The San Francisco AIDS Foundation has released a five-year strategic plan that includes a new mission statement for the long-lived organization, reflecting its focus on the population groups most heavily impacted by the HIV epidemic today.
The new plan outlines four strategic priorities including prevention and treatment of HIV, hepatitis C, and other sexually transmitted infections, especially among people of color; harm reduction for people who use drugs; services for HIV-positive people over 50; and a commitment to racial justice.
"Progress over the last 37 years has been substantial but our work is far from complete," SFAF CEO Joe Hollendoner told the Bay Area Reporter. "During the process of building this strategic plan, we heard from community members what we know to be true about the public health system: There are health disparities that persist, inequities that have not been addressed, and trauma that has been ignored. That has to change if we want to ensure everyone can have a high-quality, healthy life regardless of their race, gender, HIV status, or economic situation."
SFAF was founded in 1982 as the Kaposi's Sarcoma Research and Education Foundation, the year after the Centers for Disease Control and Prevention published a report about an outbreak of rare pneumonia among gay men in Los Angeles. It was the first report about a disease that would go on to claim the lives of more than 21,000 people in San Francisco, nearly 700,000 in the United States and an estimated 32 million worldwide.
The agency's new mission statement reads, "San Francisco AIDS Foundation promotes health, wellness, and social justice for communities most impacted by HIV through sexual health and substance use services, advocacy, and community partnerships."
"San Francisco AIDS Foundation envisions a future where health justice is achieved for all people living with or at risk for HIV," according to an accompanying vision statement. "Ultimately, we strive for a day when: race is not a barrier to health and wellness; substance use is not stigmatized; HIV status does not determine quality of life; and HIV transmission is eliminated."
SFAF's efforts have contributed to a steady decline in new HIV infections. The agency runs one of the first needle exchange programs established in the United States and its Magnet sexual health service was among the earliest proponents of PrEP. Each year more than 25,000 people rely on the organization's programs and services, not counting the many more who find information and advocacy tools on SFAF's website.
The strategic planning process, which began in 2018, sought input and feedback from people living with HIV, SFAF staff members, funders and other partners, community members and other stakeholders, the agency said.
The plan organizes the SFAF's aims into four broad strategic priorities.
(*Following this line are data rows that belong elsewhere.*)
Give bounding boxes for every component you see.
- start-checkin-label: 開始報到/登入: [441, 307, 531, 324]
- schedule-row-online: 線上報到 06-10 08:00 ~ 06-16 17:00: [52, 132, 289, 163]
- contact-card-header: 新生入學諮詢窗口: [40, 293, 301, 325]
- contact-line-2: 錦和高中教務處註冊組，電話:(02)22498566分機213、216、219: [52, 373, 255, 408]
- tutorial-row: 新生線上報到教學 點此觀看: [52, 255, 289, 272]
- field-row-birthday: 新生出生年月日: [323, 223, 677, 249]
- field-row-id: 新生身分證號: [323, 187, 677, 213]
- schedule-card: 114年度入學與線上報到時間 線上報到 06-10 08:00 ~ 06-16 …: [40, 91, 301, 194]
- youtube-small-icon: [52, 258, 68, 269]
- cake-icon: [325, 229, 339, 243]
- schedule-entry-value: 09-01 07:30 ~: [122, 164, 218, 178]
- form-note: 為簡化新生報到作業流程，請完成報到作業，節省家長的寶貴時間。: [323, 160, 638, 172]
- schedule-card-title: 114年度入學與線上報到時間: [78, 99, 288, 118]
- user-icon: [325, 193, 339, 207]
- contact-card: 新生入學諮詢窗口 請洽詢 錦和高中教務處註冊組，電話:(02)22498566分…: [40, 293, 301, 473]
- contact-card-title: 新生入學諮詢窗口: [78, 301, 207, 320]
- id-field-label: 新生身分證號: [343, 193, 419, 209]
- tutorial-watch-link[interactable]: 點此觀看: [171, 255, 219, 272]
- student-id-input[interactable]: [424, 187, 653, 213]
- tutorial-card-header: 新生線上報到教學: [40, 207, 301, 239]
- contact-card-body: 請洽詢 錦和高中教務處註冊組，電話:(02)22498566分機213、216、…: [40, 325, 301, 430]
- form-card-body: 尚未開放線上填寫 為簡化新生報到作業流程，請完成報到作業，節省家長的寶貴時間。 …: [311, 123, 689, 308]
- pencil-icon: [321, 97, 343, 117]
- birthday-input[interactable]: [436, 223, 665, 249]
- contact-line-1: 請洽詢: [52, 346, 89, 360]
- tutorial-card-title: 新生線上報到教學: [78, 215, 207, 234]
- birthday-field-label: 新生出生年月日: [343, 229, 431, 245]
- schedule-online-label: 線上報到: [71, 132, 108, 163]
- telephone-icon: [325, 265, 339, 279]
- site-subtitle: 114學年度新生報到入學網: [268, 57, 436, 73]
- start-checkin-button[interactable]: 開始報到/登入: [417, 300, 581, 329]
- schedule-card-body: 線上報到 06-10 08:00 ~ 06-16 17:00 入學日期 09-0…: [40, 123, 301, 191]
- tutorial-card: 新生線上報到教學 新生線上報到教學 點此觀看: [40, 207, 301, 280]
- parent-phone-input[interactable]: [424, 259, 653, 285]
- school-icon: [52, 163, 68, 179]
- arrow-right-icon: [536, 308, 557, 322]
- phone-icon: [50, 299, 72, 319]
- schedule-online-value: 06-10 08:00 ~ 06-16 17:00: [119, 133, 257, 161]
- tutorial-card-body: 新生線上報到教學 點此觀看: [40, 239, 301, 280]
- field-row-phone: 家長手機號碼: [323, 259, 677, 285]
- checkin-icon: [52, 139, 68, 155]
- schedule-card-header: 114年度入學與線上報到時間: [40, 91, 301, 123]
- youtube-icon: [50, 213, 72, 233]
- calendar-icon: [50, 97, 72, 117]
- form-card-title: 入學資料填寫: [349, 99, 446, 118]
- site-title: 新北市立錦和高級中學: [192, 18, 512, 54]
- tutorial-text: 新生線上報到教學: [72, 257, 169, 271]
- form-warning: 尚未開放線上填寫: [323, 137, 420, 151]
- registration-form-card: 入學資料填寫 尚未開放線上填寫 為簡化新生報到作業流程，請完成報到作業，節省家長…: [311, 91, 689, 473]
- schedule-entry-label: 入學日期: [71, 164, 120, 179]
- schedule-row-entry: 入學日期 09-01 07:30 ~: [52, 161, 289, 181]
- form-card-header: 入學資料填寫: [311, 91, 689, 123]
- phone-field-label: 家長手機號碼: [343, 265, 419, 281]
The first focuses on maintaining and expanding HIV, hepatitis C, and STI prevention, treatment, and other sexual health services to ensure equitable access for people of color. African American and Latino people have the highest rates of new infections both in San Francisco and nationwide, and are less likely to be receiving effective treatment. One plan target is for people living with HIV to have equal rates of viral suppression regardless of race or ethnicity.
The organization also commits to maintaining and expanding substance use services for people who use drugs, including syringe access and overdose prevention efforts. A second target calls for 10,000 fewer overdose deaths over the next five years.
In collaboration with the Harm Reduction Coalition's Drug Overdose Prevention Education (DOPE) Project, SFAF has been instrumental in widespread distribution of naloxone, or Narcan, to reverse overdoses. The agency is also part of a citywide collaboration that is attempting to open the first supervised injection site in the U.S., in the face of growing federal opposition.
In addition, SFAF aims to create a comprehensive network of health and wellness services for HIV-positive people over age 50, who now account for two-thirds of all people living with HIV in San Francisco. A third target is that 50% fewer long-term survivors will experience isolation, poor physical health, or unmet mental health needs.
Another target is that fewer than 100 people in San Francisco will acquire HIV in 2024. The number of new infections stood at 221 in 2017 and could dip below 200 in the new 2018 HIV epidemiology report to be released Tuesday.
The final target aims to have 90% fewer HIV-positive people living with hepatitis C thanks to increased awareness, testing, and treatment. New antiviral therapies can cure almost all people with hepatitis C virus in two or three months, but experts estimate that a majority of people with HCV are not aware of their status.
Health justice
Central to all these targets is health justice, which the agency defines as the attainment of health equity, actualized when structural factors no longer determine health outcomes.
"Health justice is reached when all people possess the economic, social, and political power and resources to make decisions about their bodies and health — regardless of identities and experiences," according to a SFAF press statement.
"The social and economic issues that we face as a community and as a broader country really limit, and in many cases prohibit, access to all the necessary care that we need," said Mary Cha-Caswell, chair of SFAF's board of directors. "Health justice is about achieving more than health equity. It is ensuring that everyone has access and the resources — economically, socially, politically — to achieve a high-quality, healthy life regardless of HIV status, race, gender or economic status."